Whatever it is, it sounds like it’s pretty auto-generated. Maybe it’s taking RSS feeds and just slapping that up on the site.
So what’s the difference between these?
Well, The New York Times is exercising discretion.It’s at exercising curation in terms of what it selects even when it partners with other people, and whenever it puts other content up on its site.
And most of its content tends to be original.
Most the time it’s thinking about, OK, how do we have the high quality stuff?
As opposed to this notion– even if you’ve got high quality stuff on the rest of your site, what is the value add of having automatically generated, say, RSS feeds or press releases, where all you do is you say, OK.
I’m going to do a keyword search for Red Widgets and see everything that matches.
And I’m just going to put that up on the page.
So on one hand, you’ve got content that’s yours, original content–there’s a lot a curation.
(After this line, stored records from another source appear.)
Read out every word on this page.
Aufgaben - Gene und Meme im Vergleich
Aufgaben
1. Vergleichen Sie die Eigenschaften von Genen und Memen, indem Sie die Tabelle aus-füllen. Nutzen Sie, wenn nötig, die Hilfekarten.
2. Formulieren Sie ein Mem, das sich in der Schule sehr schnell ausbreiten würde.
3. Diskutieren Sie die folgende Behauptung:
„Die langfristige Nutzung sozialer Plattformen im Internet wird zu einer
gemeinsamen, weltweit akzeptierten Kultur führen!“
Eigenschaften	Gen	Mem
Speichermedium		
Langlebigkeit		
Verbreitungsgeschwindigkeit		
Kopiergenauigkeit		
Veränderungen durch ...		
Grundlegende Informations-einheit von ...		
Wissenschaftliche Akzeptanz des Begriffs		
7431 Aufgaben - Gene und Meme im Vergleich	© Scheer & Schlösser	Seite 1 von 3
On the other hand, you’ve got something that’s automated, something that’s more towards the press release side of things, and it’s not even your content.
So if that’s the case, if you’re just looking for content to be indexed, I wouldn’t go about doing it that way.It’s probably not worth just having automatically generated stuff that could be duplicate content.
Because everybody else has access to the same article bank directories, or the same press releases, or the same scraping of search results, or scraping of news results, or something like that.
It’s probably better to focus on, what is the value add?
What is compelling about your site?
What are the reasons why people will really return to your site?
Because just taking a single key word like red widgets and saying, OK, the value add of my curation is that I have selected the key word red widgets, and then everything else just runs in a cron job, and it’s a script, and it’s completely automated–that’s not going to add nearly as much value.
So that’s the spectrum.That’s the continuum.
And then if you’re doing things like, if the content is content that nobody else has access to, or if you’re writing your own content, or if you’re really putting a lot of effort into curation–.You can have like “Daring Fireball,” which is John Gruber’s blog.And he links to other sites.
But he decides what to link to.And he has his own editorial philosophy where he wants to highlight things that are of interest to him.
Whereas if you just have something that’s completely automated and everything that matches shows up, that’s really not nearly as useful.
There’s no editorial voice there. There’s no distinctive point of view that users would find compelling, and that would cause them to come back, and would make them really interested in your site.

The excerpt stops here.